What: In the Clarity dashboard, set up Smart Events for: (a) click on each ticket-tier “Get My X Ticket” CTA, (b) successful arrival on /thanks or whatever the post-purchase URL is. Map them to Clarity's Purchase event taxonomy so the converter-vs-non-converter query in the next analysis pass can compute true conversion rate.
Why: Currently we can't cleanly compute /tickets-to-purchase rate from Clarity alone — we're inferring from the absence of Step-3 visits. Smart Events make the funnel computable and unblock the “converter behavior” analysis layer on the next pass.
Measure: Once configured, the next analysis pass can report actual /tickets-to-purchase rate, broken by tier.
Methodology: Microsoft Clarity behavioral analytics, project wkk1lo991r. Data pulled via the Clarity Data.Export API through the clarity-behavioral-analysis skill. Mode 2 Performance Check. 13 MCP queries plus 4 session recordings reviewed. Visual cross-reference against the 2026-04-26 sales-page and tickets-page snapshots.

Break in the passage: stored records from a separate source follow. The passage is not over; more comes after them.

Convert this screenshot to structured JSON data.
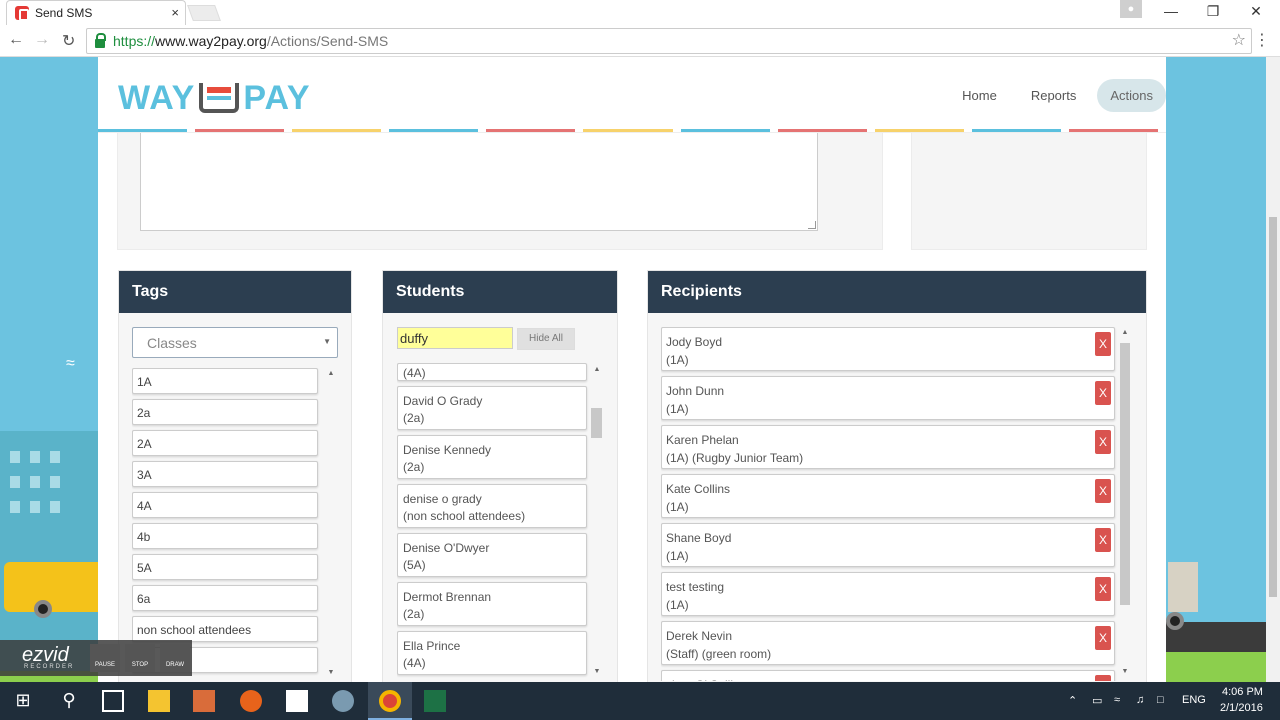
{
  "browser": {
    "tab_title": "Send SMS",
    "tab_close": "×",
    "url_https": "https://",
    "url_domain": "www.way2pay.org",
    "url_path": "/Actions/Send-SMS"
  },
  "header": {
    "logo_left": "WAY",
    "logo_right": "PAY",
    "nav": [
      "Home",
      "Reports",
      "Actions"
    ],
    "active_nav": "Actions",
    "stripe_colors": [
      "#5bc0de",
      "#e57373",
      "#f7d26b",
      "#5bc0de",
      "#e57373",
      "#f7d26b",
      "#5bc0de",
      "#e57373",
      "#f7d26b",
      "#5bc0de",
      "#e57373"
    ]
  },
  "tags": {
    "title": "Tags",
    "select_value": "Classes",
    "items": [
      "1A",
      "2a",
      "2A",
      "3A",
      "4A",
      "4b",
      "5A",
      "6a",
      "non school attendees",
      ""
    ]
  },
  "students": {
    "title": "Students",
    "search_value": "duffy",
    "hide_all_label": "Hide All",
    "partial_top": "(4A)",
    "items": [
      {
        "name": "David O Grady",
        "class": "(2a)"
      },
      {
        "name": "Denise Kennedy",
        "class": "(2a)"
      },
      {
        "name": "denise o grady",
        "class": "(non school attendees)"
      },
      {
        "name": "Denise O'Dwyer",
        "class": "(5A)"
      },
      {
        "name": "Dermot Brennan",
        "class": "(2a)"
      },
      {
        "name": "Ella Prince",
        "class": "(4A)"
      }
    ]
  },
  "recipients": {
    "title": "Recipients",
    "remove_label": "X",
    "items": [
      {
        "name": "Jody Boyd",
        "detail": "(1A)"
      },
      {
        "name": "John Dunn",
        "detail": "(1A)"
      },
      {
        "name": "Karen Phelan",
        "detail": "(1A) (Rugby Junior Team)"
      },
      {
        "name": "Kate Collins",
        "detail": "(1A)"
      },
      {
        "name": "Shane Boyd",
        "detail": "(1A)"
      },
      {
        "name": "test testing",
        "detail": "(1A)"
      },
      {
        "name": "Derek Nevin",
        "detail": "(Staff) (green room)"
      },
      {
        "name": "ciara O' Sullivan",
        "detail": ""
      }
    ]
  },
  "ezvid": {
    "brand": "ezvid",
    "sub": "RECORDER",
    "buttons": [
      "PAUSE",
      "STOP",
      "DRAW"
    ]
  },
  "taskbar": {
    "language": "ENG",
    "time": "4:06 PM",
    "date": "2/1/2016"
  }
}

Sample size note: 86 + 12 sessions over 3 days is thin for statistical claims. All findings are directional. Recommendations prioritize signals confirmed by both aggregate data AND session-recording evidence (e.g., the Gold dead-click is in both the aggregate count and a session recording — high confidence).
Skill reference: .skills/skills/clarity-behavioral-analysis/SKILL.md · Capabilities: .skills/references/clarity-mcp-capabilities.md.